Bisogna cambiare strada. Molto dipenderà dalla volontà e capacità del nostro governo di modificare gli equilibri europei, eccessivamente alterati negli ultimi anni a favore della Germania. Una cosa è certa: ben difficilmente una Commissione Europea guidata da Juncker potrà essere un alleato.
NOTE
[1] Briten unterstellen Juncker massives Alkohol-Problem, “Bild”, 5 giugno 2014http://www.bild.de/politik/ausland/jean-claude-juncker/sun-geruechte-alkohol-problem-36272124.bild.html .
[2] Sulla proposta di Juncker cfr. V. Giacché, Anschluss. L’unificazione della Germania e il futuro dell’Europa, Reggio Emilia, Imprimatur, 2013, pp. 272-4. Sulla Treuhand ivi pp. 75-119. Tra i molti testi sull’argomento si può vedere il documentatissimo libro inchiesta di D. Laabs, Der deutsche Goldrausch: Die wahre Geschichte der Treuhand, München, Pantheon, 2012.
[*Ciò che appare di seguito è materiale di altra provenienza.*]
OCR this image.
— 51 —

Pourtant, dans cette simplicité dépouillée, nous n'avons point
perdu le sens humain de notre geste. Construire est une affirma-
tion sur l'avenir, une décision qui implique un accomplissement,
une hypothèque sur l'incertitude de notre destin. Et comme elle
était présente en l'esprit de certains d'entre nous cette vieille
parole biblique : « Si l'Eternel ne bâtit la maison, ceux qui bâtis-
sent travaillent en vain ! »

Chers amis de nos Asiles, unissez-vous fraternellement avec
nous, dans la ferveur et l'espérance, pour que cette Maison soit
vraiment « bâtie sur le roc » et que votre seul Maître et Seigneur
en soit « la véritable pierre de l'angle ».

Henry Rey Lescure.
[3] Le cifre sull’impatto delle manovre sul pil si trovano in: Istat, Rapporto Annuale 2014, Roma, maggio 2014, p. 210. Per i soldi spesi in Germania e in Europa a favore delle banche vedi M. Frühauf, “Milliardengrab Bankenrettung“, Frankfurter Allgemeine Zeitung, 16 agosto 2013.
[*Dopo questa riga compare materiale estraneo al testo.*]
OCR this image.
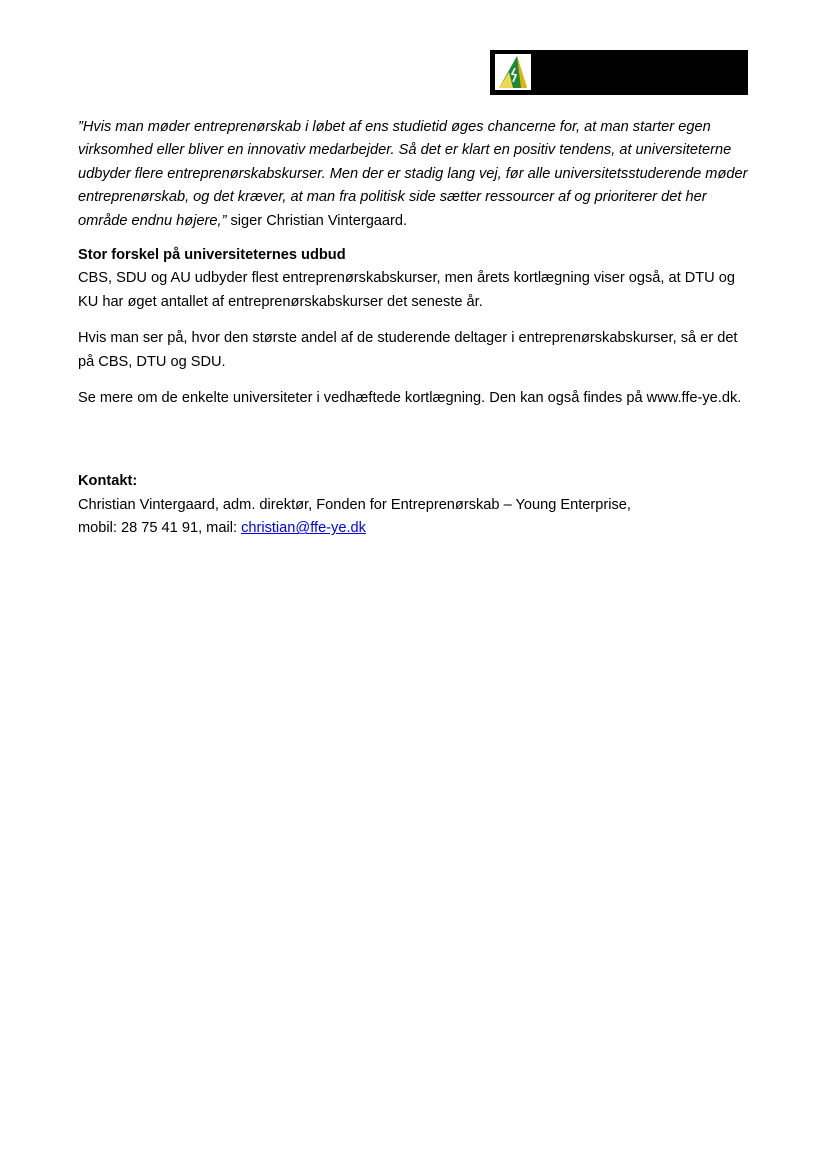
”Hvis man møder entreprenørskab i løbet af ens studietid øges chancerne for, at man starter egen virksomhed eller bliver en innovativ medarbejder. Så det er klart en positiv tendens, at universiteterne udbyder flere entreprenørskabskurser. Men der er stadig lang vej, før alle universitetsstuderende møder entreprenørskab, og det kræver, at man fra politisk side sætter ressourcer af og prioriterer det her område endnu højere,” siger Christian Vintergaard.

Stor forskel på universiteternes udbud
CBS, SDU og AU udbyder flest entreprenørskabskurser, men årets kortlægning viser også, at DTU og KU har øget antallet af entreprenørskabskurser det seneste år.

Hvis man ser på, hvor den største andel af de studerende deltager i entreprenørskabskurser, så er det på CBS, DTU og SDU.

Se mere om de enkelte universiteter i vedhæftede kortlægning. Den kan også findes på www.ffe-ye.dk.

Kontakt:
Christian Vintergaard, adm. direktør, Fonden for Entreprenørskab – Young Enterprise,
mobil: 28 75 41 91, mail: christian@ffe-ye.dk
[4] In argomento vedi: A. Ross, “German banks win lighter ECB scrutiny”,Financial Times, 10 marzo 2014; D. Becker et alii, “German banks: the laggards in the banking sector”, Kepler Cheuvreux - S&T: Banks, Paris, Kepler Cheuvreux, 11 aprile 2014, p. 57.
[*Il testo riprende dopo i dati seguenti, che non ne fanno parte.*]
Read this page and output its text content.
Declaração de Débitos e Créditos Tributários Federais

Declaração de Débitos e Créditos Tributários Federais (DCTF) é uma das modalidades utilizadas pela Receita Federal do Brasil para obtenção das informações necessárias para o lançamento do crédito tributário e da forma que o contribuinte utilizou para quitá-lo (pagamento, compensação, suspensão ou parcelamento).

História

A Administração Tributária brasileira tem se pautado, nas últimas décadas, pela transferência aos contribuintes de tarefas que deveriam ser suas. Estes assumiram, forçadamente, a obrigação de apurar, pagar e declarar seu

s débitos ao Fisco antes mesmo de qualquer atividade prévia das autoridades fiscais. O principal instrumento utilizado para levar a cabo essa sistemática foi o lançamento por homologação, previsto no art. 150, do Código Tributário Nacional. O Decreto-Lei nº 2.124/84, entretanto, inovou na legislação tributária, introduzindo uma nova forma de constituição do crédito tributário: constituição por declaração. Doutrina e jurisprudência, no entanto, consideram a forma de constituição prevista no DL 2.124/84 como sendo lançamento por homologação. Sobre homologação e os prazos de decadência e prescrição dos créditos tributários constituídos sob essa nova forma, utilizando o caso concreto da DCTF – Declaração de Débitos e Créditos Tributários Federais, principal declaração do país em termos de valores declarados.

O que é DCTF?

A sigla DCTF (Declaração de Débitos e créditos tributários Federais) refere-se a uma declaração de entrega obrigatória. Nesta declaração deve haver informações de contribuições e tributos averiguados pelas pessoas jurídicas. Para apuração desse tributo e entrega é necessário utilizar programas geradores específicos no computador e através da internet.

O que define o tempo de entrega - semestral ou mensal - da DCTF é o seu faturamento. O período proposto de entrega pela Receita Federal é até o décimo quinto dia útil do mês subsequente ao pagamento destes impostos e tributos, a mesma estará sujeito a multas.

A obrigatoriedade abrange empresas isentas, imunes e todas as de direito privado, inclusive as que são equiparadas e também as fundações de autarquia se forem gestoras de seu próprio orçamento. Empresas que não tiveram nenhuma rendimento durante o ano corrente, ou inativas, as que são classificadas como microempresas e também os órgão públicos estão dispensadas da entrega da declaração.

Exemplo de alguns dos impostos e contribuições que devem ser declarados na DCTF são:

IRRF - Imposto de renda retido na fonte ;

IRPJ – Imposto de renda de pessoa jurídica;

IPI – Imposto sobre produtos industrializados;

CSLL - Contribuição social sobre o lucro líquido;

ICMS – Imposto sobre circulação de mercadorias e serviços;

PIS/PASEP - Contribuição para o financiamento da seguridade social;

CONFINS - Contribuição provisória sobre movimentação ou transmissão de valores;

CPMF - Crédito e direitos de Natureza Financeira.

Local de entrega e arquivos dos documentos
[5] Va ricordato che, “grazie” al fiscal compact, il tetto del 3% quale deficit massimo non esiste più: ormai la regola è lo 0%, da cui ci si può discostare soltanto in caso di ciclo negativo. E in effetti le recenti critiche della Commissione Europea all’Italia si appuntano sul fatto che il deficit, pur non avendo sforato il tetto del 3%, è ancora troppo alto. Sui criteri opinabili alla base di queste critiche si veda “Pacta servata sunt”, Rapporto CER. Aggiornamenti, Roma, Centro Europa Ricerche, 25 marzo 2014.
http://www.centroeuroparicerche.it/userfiles/RapportoCER-Aggiornamenti_PactaServataSunt_25-03-14.pdf .
[6] È interessante osservare come precisamente la preferenza fatta propria dalla Commissione Europea per il modello mercantilistico di sviluppo, che sacrifica i salari (e quindi la domanda interna) alla conquista di nuovi mercati all’estero, abbia impedito finora – contro le stesse regole europee – l’apertura di una procedura d’infrazione contro la Germania per squilibrio macroeconomico eccessivo, nonostante questo paese si avvii a sforare per il quinto (!) anno consecutivo il tetto massimo consentito del 6% di avanzo commerciale. In merito v. F. Fubini, “Berlino sfora il tetto del surplus commercial ma la UE non si muove”,la Repubblica, 5 luglio 2014.